Ce matin, François rend hommage à Raymond Poulidor

Vas-y Poupou ! Vas-y Poupou ! 

Le nombre de fois qu’il a dû entendu ça… Tout le temps. À longueur de coups de pédales, de Tours, de grande boucle et de critériums, de Paris-Nice et de championnats, même sur le Milan-San Remo, même sur la Flèche Walonne et le Tour d’Espagne. 

Vas-y Poupou ! Vas-y Poupou ! Même pour rien, même comme ça, pour rigoler, pour dire bonjour, quand il était en train de pousser son cady sur le parking du Carrefour Market de Saint-Léonard-de-Noblat. 

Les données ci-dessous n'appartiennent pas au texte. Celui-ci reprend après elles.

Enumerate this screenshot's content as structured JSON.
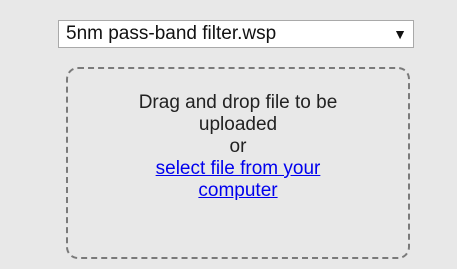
{
  "file_select": {
    "selected": "5nm pass-band filter.wsp",
    "arrow_icon": "dropdown-triangle-icon"
  },
  "dropzone": {
    "instruction": "Drag and drop file to be uploaded",
    "or_text": "or",
    "link_text": "select file from your computer"
  },
  "colors": {
    "background": "#e8e8e8",
    "link": "#0000ee"
  }
}
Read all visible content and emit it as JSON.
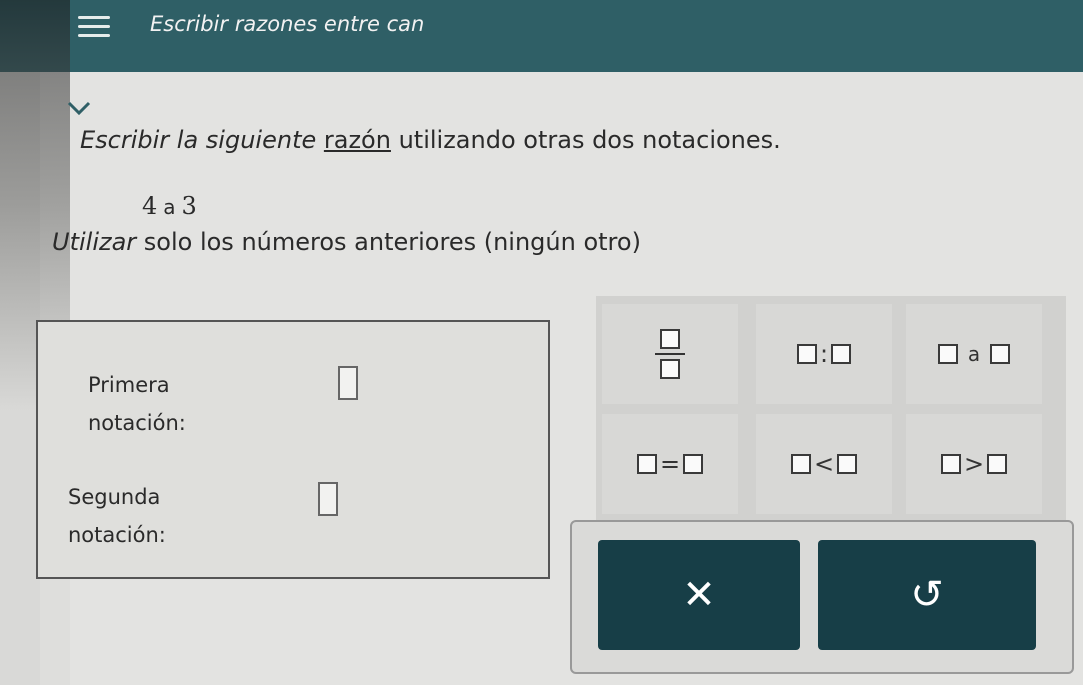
{
  "header": {
    "title": "Escribir razones entre can"
  },
  "question": {
    "instruction_part1": "Escribir la siguiente ",
    "instruction_link": "razón",
    "instruction_part2": " utilizando otras dos notaciones.",
    "ratio_left": "4",
    "ratio_word": "a",
    "ratio_right": "3",
    "rule_part1": "Utilizar",
    "rule_part2": " solo los números anteriores (ningún otro)"
  },
  "answer": {
    "first_label_line1": "Primera",
    "first_label_line2": "notación:",
    "second_label_line1": "Segunda",
    "second_label_line2": "notación:"
  },
  "palette": {
    "colon_op": ":",
    "a_word": "a",
    "eq_op": "=",
    "lt_op": "<",
    "gt_op": ">"
  },
  "actions": {
    "clear_symbol": "✕",
    "undo_symbol": "↺"
  },
  "colors": {
    "header": "#2f5f66",
    "button": "#173e47"
  }
}
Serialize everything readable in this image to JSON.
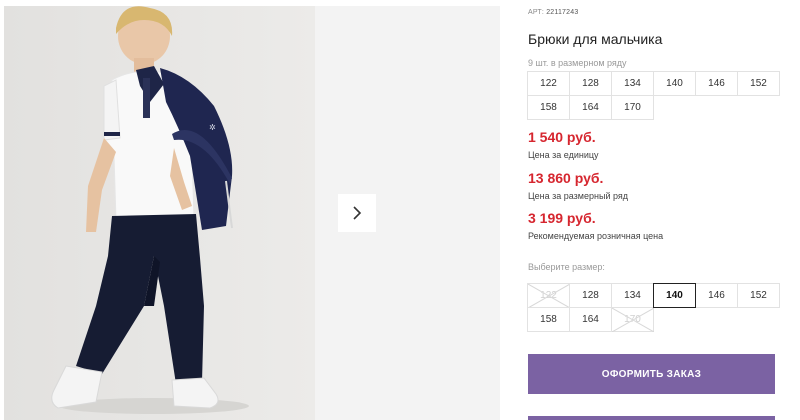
{
  "product": {
    "sku_label": "АРТ:",
    "sku_value": "22117243",
    "title": "Брюки для мальчика",
    "pack_label": "9 шт. в размерном ряду",
    "pack_sizes": [
      "122",
      "128",
      "134",
      "140",
      "146",
      "152",
      "158",
      "164",
      "170"
    ]
  },
  "prices": [
    {
      "value": "1 540 руб.",
      "note": "Цена за единицу"
    },
    {
      "value": "13 860 руб.",
      "note": "Цена за размерный ряд"
    },
    {
      "value": "3 199 руб.",
      "note": "Рекомендуемая розничная цена"
    }
  ],
  "size_select": {
    "label": "Выберите размер:",
    "options": [
      {
        "size": "122",
        "state": "unavailable"
      },
      {
        "size": "128",
        "state": "available"
      },
      {
        "size": "134",
        "state": "available"
      },
      {
        "size": "140",
        "state": "selected"
      },
      {
        "size": "146",
        "state": "available"
      },
      {
        "size": "152",
        "state": "available"
      },
      {
        "size": "158",
        "state": "available"
      },
      {
        "size": "164",
        "state": "available"
      },
      {
        "size": "170",
        "state": "unavailable"
      }
    ]
  },
  "actions": {
    "order_label": "ОФОРМИТЬ ЗАКАЗ"
  },
  "gallery": {
    "next_icon": "chevron-right-icon"
  },
  "colors": {
    "price_red": "#d6262f",
    "button_purple": "#7b62a3"
  }
}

Vas-y Poupou ! Et Poupou faisait un signe de la main. Merci les gars, merci pour la fidélité ! Une vie entière à être encouragé. 

Vas-y Poupou ! Vas-Poupou ! Par tous les temps, toutes les météos, sous le soleil qui frappe, la pluie qui tombe, la grêle qui transperce. 

Vas-y Poupou ! Vas-y Poupou ! Sur toutes les étapes, celle des cinq cols entre Briançon et Aix-les-Bains, au sommet du Puy-de-Dôme, dans l’ascension du col d’Aspin et sur le Paris-Nice, l’ultime étape, Nice-Col d’Eze quand le vieux Poupou de 36 ans s’envole et relègue le jeune belge de 27 ans Eddy Merckx à 22 secondes…

Vas-y Poupou ! Vas-y Poupou ! T’es le meilleur même quand t’es pas le meilleur. On parle de Merckx mais bien sûr le complice concurrent, l’adversaire acolyte, le faux-ami, le meilleur ennemi, c’est Anquetil, le flambeur, la Caravelle, le Chrono, le Maître, l’alter-ego. L’époque était binaire. La gauche, la droite. De Gaulle-Mitterrand. Bourvil-de Funès. Sheila-Sylvie Vartan. Roger Pierre et Jean-Marc Thibault. Poiret et Serrault. Antoine ou Johnny Halliday. Les temps sont devenus plus confus.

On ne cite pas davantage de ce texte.